CFC: How do socio-economic barriers affect not only who becomes a curator but also what kinds of exhibitions and institutions exist?

Kerryn Greenberg: Curators decide what art we see and how we see it. Restricted access to the profession means the field inevitably reproduces a narrow set of perspectives. Socio-economic background shapes what kinds of risks people are able to take, what narratives they feel authorised to present, and what artists and audiences they can meaningfully engage with. This directly affects programming: which artists are prioritised, what themes are explored, and how institutions define “relevance.” A more diverse curatorial field produces broader, more responsive cultural institutions that better serve a wider range of artists and audiences.

CFC: What excites you most about the next generation of curators?

Mark Godfrey: There is a noticeable shift with the next generation of curators being more focused on collaboration and community accountability. Many of our fellows bring interdisciplinary thinking from outside conventional art history and studio arts pathways, which enriches conversations in unexpected ways. What is particularly strong is a willingness to question assumptions and point out oversights and to challenge inherited institutional norms rather than simply operate within them. This creates the conditions for more flexible and responsive curatorial models.

 

2026 New Curators Fellows with Kerryn Greenberg. Photo: Ruth Samuels

 

CFC: Looking back on your early careers, what do you wish someone had told you when you were starting out?

Kerryn Greenberg: To simply begin: start writing, meeting people, and self-organising. There is no single route into curating, and institutional recognition is not the only measure of capability or potential. Good work can happen outside of established institutions and without large budgets.

Mark Godfrey: To try to get opportunities to travel more widely in Latin America, Asia, and Africa. I have gained some expertise in art from North America and Europe, but I’m only recently getting opportunities to see artists and institutions in other geographies.

 


2023–4 New Curators Fellows, 60th Venice Biennale.

 

CFC: What advice would you give to someone interested in curating who feels the art world is “not for people like them”?

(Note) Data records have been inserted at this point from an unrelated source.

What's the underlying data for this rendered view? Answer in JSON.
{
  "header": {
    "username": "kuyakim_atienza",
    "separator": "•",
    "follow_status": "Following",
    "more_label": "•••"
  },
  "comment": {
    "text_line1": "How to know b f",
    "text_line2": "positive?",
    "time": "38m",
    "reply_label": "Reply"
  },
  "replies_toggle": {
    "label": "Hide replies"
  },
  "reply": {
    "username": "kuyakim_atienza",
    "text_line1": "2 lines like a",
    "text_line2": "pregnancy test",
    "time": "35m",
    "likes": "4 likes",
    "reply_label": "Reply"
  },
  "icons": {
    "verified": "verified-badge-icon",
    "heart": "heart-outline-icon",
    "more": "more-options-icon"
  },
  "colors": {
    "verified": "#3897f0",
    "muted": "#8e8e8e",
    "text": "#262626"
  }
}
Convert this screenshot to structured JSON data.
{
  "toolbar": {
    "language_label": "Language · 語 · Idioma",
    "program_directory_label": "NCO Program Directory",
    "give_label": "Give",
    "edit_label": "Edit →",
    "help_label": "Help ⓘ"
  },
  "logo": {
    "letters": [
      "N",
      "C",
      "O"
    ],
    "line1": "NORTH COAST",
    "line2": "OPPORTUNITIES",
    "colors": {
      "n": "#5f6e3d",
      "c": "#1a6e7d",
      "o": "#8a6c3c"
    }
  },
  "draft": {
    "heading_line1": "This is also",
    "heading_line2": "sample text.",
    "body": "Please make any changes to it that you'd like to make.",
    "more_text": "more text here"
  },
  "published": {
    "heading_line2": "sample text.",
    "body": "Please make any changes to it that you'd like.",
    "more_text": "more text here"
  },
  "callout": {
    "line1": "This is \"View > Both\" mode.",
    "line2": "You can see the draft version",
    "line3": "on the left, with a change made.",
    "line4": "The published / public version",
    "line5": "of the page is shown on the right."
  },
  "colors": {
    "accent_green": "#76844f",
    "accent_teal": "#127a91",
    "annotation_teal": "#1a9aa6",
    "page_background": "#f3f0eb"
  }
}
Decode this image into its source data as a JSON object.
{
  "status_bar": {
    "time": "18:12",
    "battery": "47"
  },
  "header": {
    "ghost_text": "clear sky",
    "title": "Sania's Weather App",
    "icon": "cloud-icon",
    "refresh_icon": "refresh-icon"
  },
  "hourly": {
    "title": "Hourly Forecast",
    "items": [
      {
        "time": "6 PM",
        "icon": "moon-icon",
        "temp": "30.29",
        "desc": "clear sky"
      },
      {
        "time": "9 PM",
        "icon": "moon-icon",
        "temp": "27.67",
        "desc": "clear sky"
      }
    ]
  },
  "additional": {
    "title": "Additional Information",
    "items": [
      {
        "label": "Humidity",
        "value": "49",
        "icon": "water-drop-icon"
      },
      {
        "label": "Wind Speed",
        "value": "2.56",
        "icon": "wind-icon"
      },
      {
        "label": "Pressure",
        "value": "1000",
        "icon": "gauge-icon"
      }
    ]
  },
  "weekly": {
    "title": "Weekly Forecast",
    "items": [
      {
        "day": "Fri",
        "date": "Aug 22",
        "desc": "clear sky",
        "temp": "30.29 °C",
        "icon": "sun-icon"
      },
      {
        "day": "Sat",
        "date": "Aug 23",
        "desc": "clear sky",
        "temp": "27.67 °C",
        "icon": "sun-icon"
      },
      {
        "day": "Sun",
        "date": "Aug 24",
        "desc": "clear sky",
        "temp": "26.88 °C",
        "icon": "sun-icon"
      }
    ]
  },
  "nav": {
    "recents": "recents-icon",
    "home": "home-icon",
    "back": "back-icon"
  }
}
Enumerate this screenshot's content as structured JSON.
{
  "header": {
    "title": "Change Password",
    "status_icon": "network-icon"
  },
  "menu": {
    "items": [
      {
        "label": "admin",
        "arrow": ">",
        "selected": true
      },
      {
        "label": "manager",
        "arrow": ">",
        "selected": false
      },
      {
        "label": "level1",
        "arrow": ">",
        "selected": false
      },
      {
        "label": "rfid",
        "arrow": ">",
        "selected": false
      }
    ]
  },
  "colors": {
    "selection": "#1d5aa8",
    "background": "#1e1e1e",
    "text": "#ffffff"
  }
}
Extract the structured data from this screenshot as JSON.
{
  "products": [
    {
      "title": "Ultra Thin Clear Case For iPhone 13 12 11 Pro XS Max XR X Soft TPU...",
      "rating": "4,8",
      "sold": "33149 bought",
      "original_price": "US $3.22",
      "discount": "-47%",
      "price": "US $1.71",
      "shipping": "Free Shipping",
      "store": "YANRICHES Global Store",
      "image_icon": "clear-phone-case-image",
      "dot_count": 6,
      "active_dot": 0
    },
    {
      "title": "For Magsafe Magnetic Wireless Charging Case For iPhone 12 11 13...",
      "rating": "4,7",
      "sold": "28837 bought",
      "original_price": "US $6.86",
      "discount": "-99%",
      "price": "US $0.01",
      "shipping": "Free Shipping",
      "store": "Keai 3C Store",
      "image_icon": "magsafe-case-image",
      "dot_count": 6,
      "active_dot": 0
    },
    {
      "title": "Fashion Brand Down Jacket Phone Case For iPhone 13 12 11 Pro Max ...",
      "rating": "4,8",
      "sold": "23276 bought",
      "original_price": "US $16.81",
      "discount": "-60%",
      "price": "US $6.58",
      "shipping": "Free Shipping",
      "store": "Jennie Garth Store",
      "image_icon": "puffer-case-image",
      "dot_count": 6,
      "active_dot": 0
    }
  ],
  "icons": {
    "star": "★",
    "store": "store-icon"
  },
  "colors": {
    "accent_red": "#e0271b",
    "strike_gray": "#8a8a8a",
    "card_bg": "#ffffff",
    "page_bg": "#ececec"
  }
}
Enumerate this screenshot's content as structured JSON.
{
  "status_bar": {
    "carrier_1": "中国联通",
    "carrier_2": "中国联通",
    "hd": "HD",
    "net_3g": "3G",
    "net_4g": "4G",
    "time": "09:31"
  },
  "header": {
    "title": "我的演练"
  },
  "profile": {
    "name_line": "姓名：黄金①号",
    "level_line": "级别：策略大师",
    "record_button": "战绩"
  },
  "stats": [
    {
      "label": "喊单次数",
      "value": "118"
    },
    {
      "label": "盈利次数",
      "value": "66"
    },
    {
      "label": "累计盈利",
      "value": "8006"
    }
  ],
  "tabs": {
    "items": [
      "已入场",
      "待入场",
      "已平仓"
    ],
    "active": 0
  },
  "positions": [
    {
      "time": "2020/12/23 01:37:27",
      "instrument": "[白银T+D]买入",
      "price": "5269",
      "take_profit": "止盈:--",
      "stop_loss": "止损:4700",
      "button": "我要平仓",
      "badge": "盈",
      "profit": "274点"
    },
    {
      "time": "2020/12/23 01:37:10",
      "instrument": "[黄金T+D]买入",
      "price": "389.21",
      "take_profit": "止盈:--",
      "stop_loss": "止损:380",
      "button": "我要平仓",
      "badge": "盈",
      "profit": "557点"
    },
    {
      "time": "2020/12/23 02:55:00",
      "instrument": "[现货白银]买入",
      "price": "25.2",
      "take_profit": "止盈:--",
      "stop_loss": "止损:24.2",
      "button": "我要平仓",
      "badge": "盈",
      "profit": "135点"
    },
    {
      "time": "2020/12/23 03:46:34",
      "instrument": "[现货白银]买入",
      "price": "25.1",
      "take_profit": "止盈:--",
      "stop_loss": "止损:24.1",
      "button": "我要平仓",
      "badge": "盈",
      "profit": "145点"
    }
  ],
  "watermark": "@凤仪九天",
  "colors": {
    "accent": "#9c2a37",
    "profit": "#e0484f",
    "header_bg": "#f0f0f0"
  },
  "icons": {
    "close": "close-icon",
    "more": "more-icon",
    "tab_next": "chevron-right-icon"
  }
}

Kerryn Greenberg: Focus on what you can do from where you are. Read widely, spend time looking at art, keep abreast of what is going on locally and internationally and develop relationships with artists. Try to build practical entry points rather than trying to access the system all at once. That might mean small projects in alternative spaces, developing a peer network, or writing for online publications. Most of all, find like-minded people to do all this with. The art world becomes a lot easier to navigate when you are doing it with other people.

 

About

New Curators is a paid year-long curatorial training programme based in London for aspiring curators of contemporary art from structurally disadvantaged socio-economic backgrounds.

 

Kerryn Greenberg, New Curators Co-Director, is an international curator with 20 years’ experience. In 2023, she was Associate Curator of the 14th Gwangju Biennale and curated the two-part exhibition The Struggle of Memory at PalaisPopulaire, Berlin. As Head of International Collection Exhibitions at Tate from 2019–21 she oversaw the successful delivery of 15 exhibitions at partner venues as far afield as Quebec and Hong Kong and curated Light, the inaugural exhibition for the Museum of Art Pudong, Shanghai in 2021. In her previous role as Curator (International Art) at Tate Modern, she was responsible for establishing Tate’s Africa Acquisitions Committee in 2011. Curated and co-curated exhibitions at Tate include Nicholas Hlobo: Uhambo, 2008; Francis Alÿs: A Story of Deception, 2010; Contested Terrains, 2011; Joan Miró: The Ladder of Escape, 2011; Meschac Gaba, 2013; Marlene Dumas: The Image as Burden, 2015; Fahrelnissa Zeid, 2017, The Head & the Load, 2018 and Zanele Muholi, 2020.

 

Mark Godfrey, New Curators Co-Director, is a curator and art historian based in London. He was Lecturer in History and Theory of Art at the Slade School of Fine Art from 2002–7. From 2007–21, Mark was Senior Curator at Tate Modern where he worked on several major exhibitions and acquisitions. Curated and co-curated projects include Roni Horn AKA Roni Horn, 2009; Gerhard Richter: Panorama, 2011–12; Soul of a Nation, 2017 and Olafur Eliasson: In real life, 2019–20. He served on the jury for the Venice Biennale in 2017. He has published widely on contemporary art in journals and catalogues, and co-edited ‘The Soul of a Nation’ Reader. Outside Tate, he has curated exhibitions by Nicole Eisenman, David Hammons, R.H. Quaytman, Christopher Williams, Laura Owens and Jacqueline Humphries. Alongside his work with New Curators, Mark curated the first major UK survey exhibition of Kerry James Marshall at the Royal Academy in 2025–6.